Although Sangria is typically made with red wine, feel free to use a nice white wine instead – this is commonly known as Sangria Blanco. A nice Chardonnay or Pinot Grigio will mesh very well with a blend of sweet and/or citrus fruits. Typical fruit accompaniments for Sangria Blanco can be: lemons, limes, apples, kiwis, peaches, pineapple, mangos, strawberries, star-fruit, or any other fruit you can conjure up.
But most importantly, choose a wine that you like. After all, you are the one that will be drinking it! Just remember, this is an alcoholic concoction that you should have fun with. Really, there is no rule on how to make Sangria. The rough guideline of Sangria making is mixing wine and fruit – and for an added "punch" – you can add any type of brandy, vodka, or rum that your heart desires.
You will be surprised how easily and inexpensively Sangria can be made. That is not to say that Sangria is a cheap drink. Instead, it happens to be cheap by nature, and it is great and fun to make and drink.
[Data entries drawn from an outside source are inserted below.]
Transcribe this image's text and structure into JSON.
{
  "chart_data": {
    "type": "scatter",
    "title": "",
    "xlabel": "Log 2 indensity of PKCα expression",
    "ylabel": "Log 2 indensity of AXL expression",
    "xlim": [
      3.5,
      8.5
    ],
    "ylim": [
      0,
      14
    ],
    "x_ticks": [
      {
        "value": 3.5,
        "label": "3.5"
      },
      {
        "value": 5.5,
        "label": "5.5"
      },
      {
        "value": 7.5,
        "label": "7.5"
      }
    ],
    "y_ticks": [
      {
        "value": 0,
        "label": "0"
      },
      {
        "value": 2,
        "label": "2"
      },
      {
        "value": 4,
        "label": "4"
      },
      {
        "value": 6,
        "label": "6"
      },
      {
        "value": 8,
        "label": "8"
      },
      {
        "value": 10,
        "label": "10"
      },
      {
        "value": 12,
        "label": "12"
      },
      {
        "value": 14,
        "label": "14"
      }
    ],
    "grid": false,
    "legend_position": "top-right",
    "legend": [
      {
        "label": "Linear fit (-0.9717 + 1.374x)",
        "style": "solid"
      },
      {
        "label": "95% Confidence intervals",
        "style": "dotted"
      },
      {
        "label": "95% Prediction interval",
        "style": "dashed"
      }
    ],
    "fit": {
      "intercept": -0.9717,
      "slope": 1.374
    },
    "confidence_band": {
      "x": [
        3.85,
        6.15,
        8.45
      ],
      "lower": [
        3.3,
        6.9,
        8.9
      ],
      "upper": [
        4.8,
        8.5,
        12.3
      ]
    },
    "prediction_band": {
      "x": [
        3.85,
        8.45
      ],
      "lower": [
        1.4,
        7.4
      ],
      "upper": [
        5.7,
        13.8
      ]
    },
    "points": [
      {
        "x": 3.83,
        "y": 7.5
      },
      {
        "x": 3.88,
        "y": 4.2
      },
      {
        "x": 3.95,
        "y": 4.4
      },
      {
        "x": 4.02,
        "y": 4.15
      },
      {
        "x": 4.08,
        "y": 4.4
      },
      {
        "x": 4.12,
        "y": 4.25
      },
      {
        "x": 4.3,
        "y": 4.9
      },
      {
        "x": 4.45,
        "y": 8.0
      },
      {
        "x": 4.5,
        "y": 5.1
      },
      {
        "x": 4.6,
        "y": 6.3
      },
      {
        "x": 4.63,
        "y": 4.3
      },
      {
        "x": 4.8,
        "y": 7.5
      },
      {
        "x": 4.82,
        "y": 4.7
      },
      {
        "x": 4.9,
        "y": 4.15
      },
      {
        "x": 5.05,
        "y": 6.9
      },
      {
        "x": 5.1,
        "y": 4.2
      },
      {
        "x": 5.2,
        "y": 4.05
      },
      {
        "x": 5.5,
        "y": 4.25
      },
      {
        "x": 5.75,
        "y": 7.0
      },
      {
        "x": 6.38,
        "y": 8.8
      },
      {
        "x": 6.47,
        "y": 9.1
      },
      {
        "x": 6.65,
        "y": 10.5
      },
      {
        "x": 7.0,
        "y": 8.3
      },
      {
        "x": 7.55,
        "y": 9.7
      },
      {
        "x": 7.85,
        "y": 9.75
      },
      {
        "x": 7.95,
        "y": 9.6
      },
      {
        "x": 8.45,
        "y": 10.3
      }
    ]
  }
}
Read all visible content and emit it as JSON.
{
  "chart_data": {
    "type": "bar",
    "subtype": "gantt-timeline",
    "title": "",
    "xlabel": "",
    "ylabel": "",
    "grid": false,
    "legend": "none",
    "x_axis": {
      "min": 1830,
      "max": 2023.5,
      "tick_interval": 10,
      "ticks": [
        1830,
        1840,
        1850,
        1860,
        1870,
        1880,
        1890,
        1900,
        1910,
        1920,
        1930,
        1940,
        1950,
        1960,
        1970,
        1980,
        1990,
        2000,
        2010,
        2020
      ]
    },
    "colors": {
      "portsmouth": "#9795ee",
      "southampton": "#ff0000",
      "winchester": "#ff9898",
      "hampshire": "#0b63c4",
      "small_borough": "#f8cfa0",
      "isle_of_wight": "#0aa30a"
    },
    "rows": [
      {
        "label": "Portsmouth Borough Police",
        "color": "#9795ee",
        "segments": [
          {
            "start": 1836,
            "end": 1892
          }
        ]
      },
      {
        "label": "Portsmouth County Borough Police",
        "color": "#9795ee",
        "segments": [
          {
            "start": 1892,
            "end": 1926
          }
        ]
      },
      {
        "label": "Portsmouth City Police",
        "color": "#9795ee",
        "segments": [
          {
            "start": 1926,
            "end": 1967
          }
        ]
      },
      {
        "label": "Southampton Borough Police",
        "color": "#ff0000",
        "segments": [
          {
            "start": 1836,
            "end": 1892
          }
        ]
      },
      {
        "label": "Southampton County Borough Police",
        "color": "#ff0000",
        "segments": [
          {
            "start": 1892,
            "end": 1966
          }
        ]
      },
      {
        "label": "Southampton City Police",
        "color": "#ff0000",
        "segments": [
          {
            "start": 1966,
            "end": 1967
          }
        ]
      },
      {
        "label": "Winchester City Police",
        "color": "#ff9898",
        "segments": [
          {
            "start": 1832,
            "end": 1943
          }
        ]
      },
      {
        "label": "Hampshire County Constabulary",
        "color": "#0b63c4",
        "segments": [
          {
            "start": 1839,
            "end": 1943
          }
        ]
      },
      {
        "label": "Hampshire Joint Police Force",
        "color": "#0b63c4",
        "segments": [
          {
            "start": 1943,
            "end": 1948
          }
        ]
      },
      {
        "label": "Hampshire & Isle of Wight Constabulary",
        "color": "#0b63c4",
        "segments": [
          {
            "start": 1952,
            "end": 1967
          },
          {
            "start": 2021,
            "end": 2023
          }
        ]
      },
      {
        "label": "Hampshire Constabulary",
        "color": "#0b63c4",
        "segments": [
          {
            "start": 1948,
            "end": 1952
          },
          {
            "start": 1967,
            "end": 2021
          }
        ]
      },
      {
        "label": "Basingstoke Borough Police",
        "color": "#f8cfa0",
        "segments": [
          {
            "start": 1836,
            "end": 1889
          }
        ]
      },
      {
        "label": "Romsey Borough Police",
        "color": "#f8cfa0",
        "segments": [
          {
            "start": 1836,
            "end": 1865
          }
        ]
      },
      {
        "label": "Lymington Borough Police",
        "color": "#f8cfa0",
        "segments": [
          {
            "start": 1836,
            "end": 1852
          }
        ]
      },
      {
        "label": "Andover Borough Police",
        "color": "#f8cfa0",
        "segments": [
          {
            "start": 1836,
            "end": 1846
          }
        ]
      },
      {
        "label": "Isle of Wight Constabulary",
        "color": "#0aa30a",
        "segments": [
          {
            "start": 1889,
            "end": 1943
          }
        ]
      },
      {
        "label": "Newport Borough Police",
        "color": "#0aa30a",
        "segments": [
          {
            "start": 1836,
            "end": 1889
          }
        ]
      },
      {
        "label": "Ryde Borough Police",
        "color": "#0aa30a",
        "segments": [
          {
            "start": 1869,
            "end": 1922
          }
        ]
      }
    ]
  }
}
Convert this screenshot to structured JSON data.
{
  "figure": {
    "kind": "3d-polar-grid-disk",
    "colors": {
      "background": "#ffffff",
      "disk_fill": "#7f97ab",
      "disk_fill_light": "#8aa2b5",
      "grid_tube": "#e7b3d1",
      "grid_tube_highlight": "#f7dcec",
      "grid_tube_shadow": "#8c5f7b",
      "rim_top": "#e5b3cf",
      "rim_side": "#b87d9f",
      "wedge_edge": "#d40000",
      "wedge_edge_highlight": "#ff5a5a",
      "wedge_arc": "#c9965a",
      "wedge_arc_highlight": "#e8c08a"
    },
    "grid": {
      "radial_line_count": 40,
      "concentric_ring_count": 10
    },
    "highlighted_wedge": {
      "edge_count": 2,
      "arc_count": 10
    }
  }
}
You get alcohol and fruits, and combine them together, making a delicious summer treat.
But, Sangria is not just a delicious alcoholic beverage. Truth be told, this drink has much more to offer – good health being one of them! Sangria is not only rich in nutrients like vitamins and minerals, but it also is very low in carbohydrates. While red wine provides us with heart-healthy and cancer-fighting anti-oxidants, citrus fruits present in the drink are rich in healthy vitamins, minerals, and proteins. So, no need to put restriction on fun while dieting (after all, bikini season is almost here!).
Classic Spanish Sangria
· 1 orange
· 1 lemon
· 1 lime
· 1 medium apple (something flavorful, I suggest a Macintosh Apple)
· 1 cup pitted cherries
· 1 cup fresh pineapple chunks
· 1 cup of brandy or rum (I suggest blackberry brandy or a spiced rum)
· 1 (750 milliliter) bottle dry red wine
· Lemon-lime soda to taste
· 1 extra-large pitcher
Slice all fruit into small pieces, put in a bowl, and add the rum or brandy (the extra "punch" can be omitted if you desire). Gently crush (mull) the fruit with a large spoon and cover. Let the mixture sit overnight (or for at least an hour before consumption) in the refrigerator.
When you are ready to make the Sangria, take the fruit/liquor mixture and put it in the extra-large pitcher. Then add the entire bottle of red wine and mix. Take a glass and fill it with ice (a large wine or pint glass works the best). Pour the wine, fruit and liquor mixture into the glass, filling it about halfway. Top off the glass with the lemon-lime soda, and enjoy your Sangria! (Note: It's good to have a straw on hand while drinking Sangria. I like to save my fruit for the end of the drink – it's like a rewarding desert!